Однако в этот раз рота капитана Ингрэма застряла там надолго. Им было поручено окружить мечеть Аль-Шахид и обыскать её. Взяв мечеть в кольцо, солдаты уже три часа ждали, пока мулла окончит свою проповедь.
Мечеть занимала небольшой участок земли, огороженный глухим глиняным забором. Забор был увешан матерчатыми транспарантами – белые крючкообразные буквы на чёрном фоне — и всё теми же неизменными портретами. С улицы нельзя было разглядеть ничего кроме обшарпанного минарета, но, судя по тому, что речь муллы транслировалась по громкоговорителю, правоверных в этот день там собралось больше, чем могло поместиться в помещении.
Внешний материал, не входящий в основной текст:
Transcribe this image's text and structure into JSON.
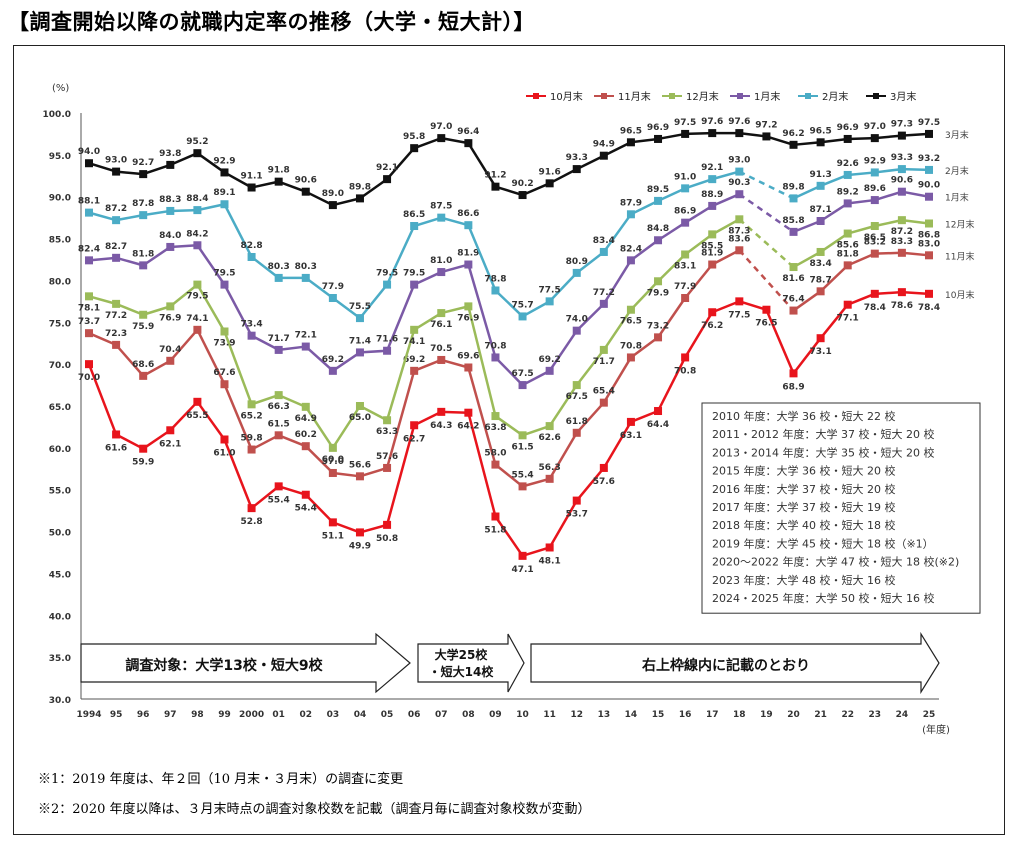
{
  "title": "【調査開始以降の就職内定率の推移（大学・短大計）】",
  "chart_data": {
    "type": "line",
    "ylabel": "(%)",
    "xlabel": "(年度)",
    "ylim": [
      30,
      100
    ],
    "yticks": [
      "30.0",
      "35.0",
      "40.0",
      "45.0",
      "50.0",
      "55.0",
      "60.0",
      "65.0",
      "70.0",
      "75.0",
      "80.0",
      "85.0",
      "90.0",
      "95.0",
      "100.0"
    ],
    "categories": [
      "1994",
      "95",
      "96",
      "97",
      "98",
      "99",
      "2000",
      "01",
      "02",
      "03",
      "04",
      "05",
      "06",
      "07",
      "08",
      "09",
      "10",
      "11",
      "12",
      "13",
      "14",
      "15",
      "16",
      "17",
      "18",
      "19",
      "20",
      "21",
      "22",
      "23",
      "24",
      "25"
    ],
    "legend": [
      "10月末",
      "11月末",
      "12月末",
      "1月末",
      "2月末",
      "3月末"
    ],
    "series": [
      {
        "name": "10月末",
        "color": "#e8141c",
        "end_label": "10月末",
        "values": [
          70.0,
          61.6,
          59.9,
          62.1,
          65.5,
          61.0,
          52.8,
          55.4,
          54.4,
          51.1,
          49.9,
          50.8,
          62.7,
          64.3,
          64.2,
          51.8,
          47.1,
          48.1,
          53.7,
          57.6,
          63.1,
          64.4,
          70.8,
          76.2,
          77.5,
          76.5,
          68.9,
          73.1,
          77.1,
          78.4,
          78.6,
          78.4
        ]
      },
      {
        "name": "11月末",
        "color": "#c0504d",
        "end_label": "11月末",
        "values": [
          73.7,
          72.3,
          68.6,
          70.4,
          74.1,
          67.6,
          59.8,
          61.5,
          60.2,
          57.0,
          56.6,
          57.6,
          69.2,
          70.5,
          69.6,
          58.0,
          55.4,
          56.3,
          61.8,
          65.4,
          70.8,
          73.2,
          77.9,
          81.9,
          83.6,
          null,
          76.4,
          78.7,
          81.8,
          83.2,
          83.3,
          83.0
        ]
      },
      {
        "name": "12月末",
        "color": "#9bbb59",
        "end_label": "12月末",
        "values": [
          78.1,
          77.2,
          75.9,
          76.9,
          79.5,
          73.9,
          65.2,
          66.3,
          64.9,
          60.0,
          65.0,
          63.3,
          74.1,
          76.1,
          76.9,
          63.8,
          61.5,
          62.6,
          67.5,
          71.7,
          76.5,
          79.9,
          83.1,
          85.5,
          87.3,
          null,
          81.6,
          83.4,
          85.6,
          86.5,
          87.2,
          86.8
        ]
      },
      {
        "name": "1月末",
        "color": "#7b5aa6",
        "end_label": "1月末",
        "values": [
          82.4,
          82.7,
          81.8,
          84.0,
          84.2,
          79.5,
          73.4,
          71.7,
          72.1,
          69.2,
          71.4,
          71.6,
          79.5,
          81.0,
          81.9,
          70.8,
          67.5,
          69.2,
          74.0,
          77.2,
          82.4,
          84.8,
          86.9,
          88.9,
          90.3,
          null,
          85.8,
          87.1,
          89.2,
          89.6,
          90.6,
          90.0
        ]
      },
      {
        "name": "2月末",
        "color": "#4bacc6",
        "end_label": "2月末",
        "values": [
          88.1,
          87.2,
          87.8,
          88.3,
          88.4,
          89.1,
          82.8,
          80.3,
          80.3,
          77.9,
          75.5,
          79.5,
          86.5,
          87.5,
          86.6,
          78.8,
          75.7,
          77.5,
          80.9,
          83.4,
          87.9,
          89.5,
          91.0,
          92.1,
          93.0,
          null,
          89.8,
          91.3,
          92.6,
          92.9,
          93.3,
          93.2
        ]
      },
      {
        "name": "3月末",
        "color": "#111111",
        "end_label": "3月末",
        "values": [
          94.0,
          93.0,
          92.7,
          93.8,
          95.2,
          92.9,
          91.1,
          91.8,
          90.6,
          89.0,
          89.8,
          92.1,
          95.8,
          97.0,
          96.4,
          91.2,
          90.2,
          91.6,
          93.3,
          94.9,
          96.5,
          96.9,
          97.5,
          97.6,
          97.6,
          97.2,
          96.2,
          96.5,
          96.9,
          97.0,
          97.3,
          97.5
        ]
      }
    ],
    "arrows": [
      {
        "label": "調査対象：大学13校・短大9校"
      },
      {
        "label": "大学25校・短大14校"
      },
      {
        "label": "右上枠線内に記載のとおり"
      }
    ],
    "note_box": [
      "2010 年度：大学 36 校・短大 22 校",
      "2011・2012 年度：大学 37 校・短大 20 校",
      "2013・2014 年度：大学 35 校・短大 20 校",
      "2015 年度：大学 36 校・短大 20 校",
      "2016 年度：大学 37 校・短大 20 校",
      "2017 年度：大学 37 校・短大 19 校",
      "2018 年度：大学 40 校・短大 18 校",
      "2019 年度：大学 45 校・短大 18 校（※1）",
      "2020～2022 年度：大学 47 校・短大 18 校(※2)",
      "2023 年度：大学 48 校・短大 16 校",
      "2024・2025 年度：大学 50 校・短大 16 校"
    ]
  },
  "footnotes": {
    "note1": "※1：2019 年度は、年２回（10 月末・３月末）の調査に変更",
    "note2": "※2：2020 年度以降は、３月末時点の調査対象校数を記載（調査月毎に調査対象校数が変動）"
  }
}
Капитан Ингрэм припарковал свой джип через дорогу от мечети и теперь сидел на переднем пассажирском сидении, свесив ноги наружу и держа на коленях автомат. За рулём сидел солдат, а на заднем сидении поместился переводчик из местных. Не отрывая глаз от мечети, Ингрэм машинально чистил апельсин.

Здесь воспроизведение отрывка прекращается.